Professor Jerry Roy Mendell

Jerry R. Mendell, MD, is Emeritus Professor at Nationwide Children’s Hospital where he held the Dwight E. Peters and Juanita R. Curran Endowed Chair in Pediatric Research at the Abigail Wexner Research Institute at Nationwide Children’s Hospital. He has been elected to the National Academy of Medicine and recently received the ASGCT Translational Medicine Award that was named in his honor and has been given yearly to accomplished scientists.

He did Neurology residency at Columbia University’s New York Neurological Institute. His post-doctoral fellowship at the Medical Neurology Branch of NIH began his career in neuromuscular disease. He has published >400 articles with a focus on neuromuscular disease and authored books on Skeletal Muscle Disease, Peripheral Nerve Disorders, and Gene Therapy.

Early work in DMD described a vascular pathway responsible for muscle damage in Duchenne muscular dystrophy (DMD) now confirmed by the link to nNOS binding sites of muscle. The first breakthrough in treatment was described in 1989, as efficacy of corticosteroids in DMD (Mendell JR, et al. N Engl J Med 320:1592-1597, 1989). Prednisone or one its corticosteroid variants now standard of care for DMD. Since then, research has moved toward molecular-based strategies. In 1999 Dr. Mendell performed the first in-human clinical trial using AAV for gene transfer to skeletal muscle. In March 2007, Dr. Mendell’s gene therapy in limb-girdle muscular dystrophy type 2D, demonstrated sustained gene expression for more than 6 months, an important milestone for the field (Mendell JR Ann Neurol 2009;66:290-297). In a similar gene therapy approach for DMD, he demonstrated that expressing the transgene into deleted domain resulted in rejection of the gene product because of transgene immunity (Mendell JR et al N Engl J Med;363:1429-37).

He was instrumental in establishing the international incidence of DMD at birth at 1:5000 (Mendell JR, et al Ann Neurol 2012;71:304-313). Clinical Trials led by Dr. Mendell in exon skipping were noteworthy as the first therapeutic agent to show increased dystrophin expression following long-term exon skipping outcomes demonstrating slowing of disease progression (Mendell al. Ann Neurol 2013; 74:637-47; Ann Neurol 2016; 79:257-271). Eteplirsen (Exondys 51) is approved by the FDA for commercial use.
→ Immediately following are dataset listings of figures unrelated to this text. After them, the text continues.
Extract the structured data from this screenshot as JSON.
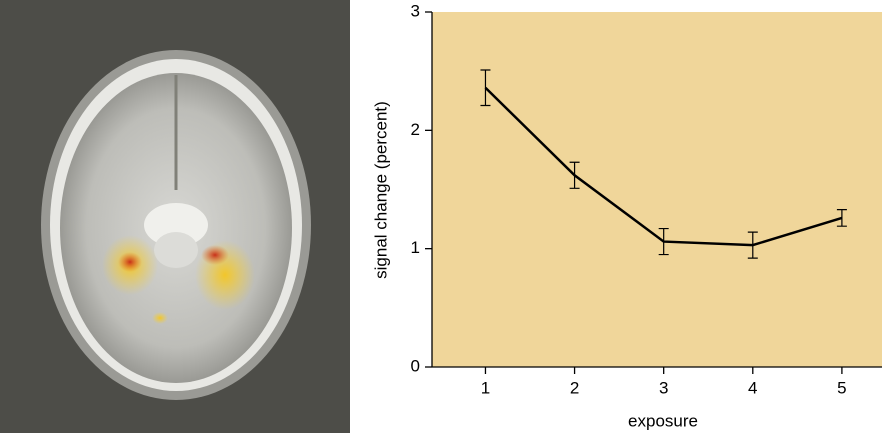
{
  "chart_data": {
    "type": "line",
    "x_label": "exposure",
    "y_label": "signal change (percent)",
    "x": [
      1,
      2,
      3,
      4,
      5
    ],
    "values": [
      2.36,
      1.62,
      1.06,
      1.03,
      1.26
    ],
    "errors": [
      0.15,
      0.11,
      0.11,
      0.11,
      0.07
    ],
    "color": "#000000",
    "xlim": [
      0.4,
      5.45
    ],
    "xticks": [
      1,
      2,
      3,
      4,
      5
    ],
    "ylim": [
      0,
      3
    ],
    "yticks": [
      0,
      1,
      2,
      3
    ]
  }
}
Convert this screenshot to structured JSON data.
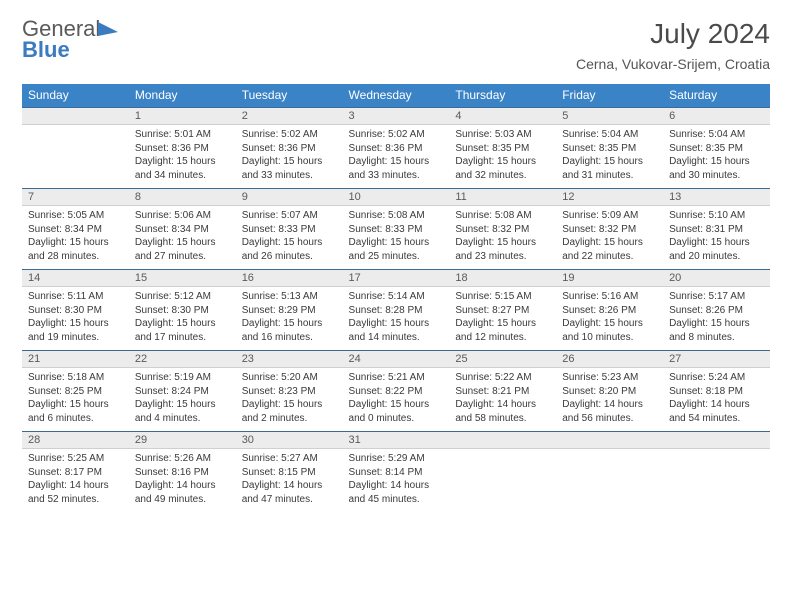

He was the principal investigator for SMA gene therapy, the first systemically delivered gene showing achieving safety and efficacy (Mendell JR, et al N Engl J Med Nov 2017). This was a major milestone saving the lives of infants with gene delivery by intravenous administration. This work received Science Magazine 2017 Breakthrough of the Year Award.  SMA gene therapy has now been approved by the FDA for clinical therapy as Onasemnogene Abeparvovec (Zolgensma®, Novartis, Inc). Based on SMA gene therapy, newborn screening is now established in 49 states throughout US.

Currently Dr. Mendell is actively engaged in systemic delivery of micro-dystrophin-DMD gene therapy. He is the Principal Investigator and as a result gene therapy has been approved by FDA treatment of DMD patients 4-5 years old (Elevidys®, Sarepta, Inc.). Studies are underway to obtain gene therapy treatment for all DMD patients.

Dr. Mendell now serves as a Senior Advisor for Sarepta Therapeutics.

This biography was written in the year the prize was awarded.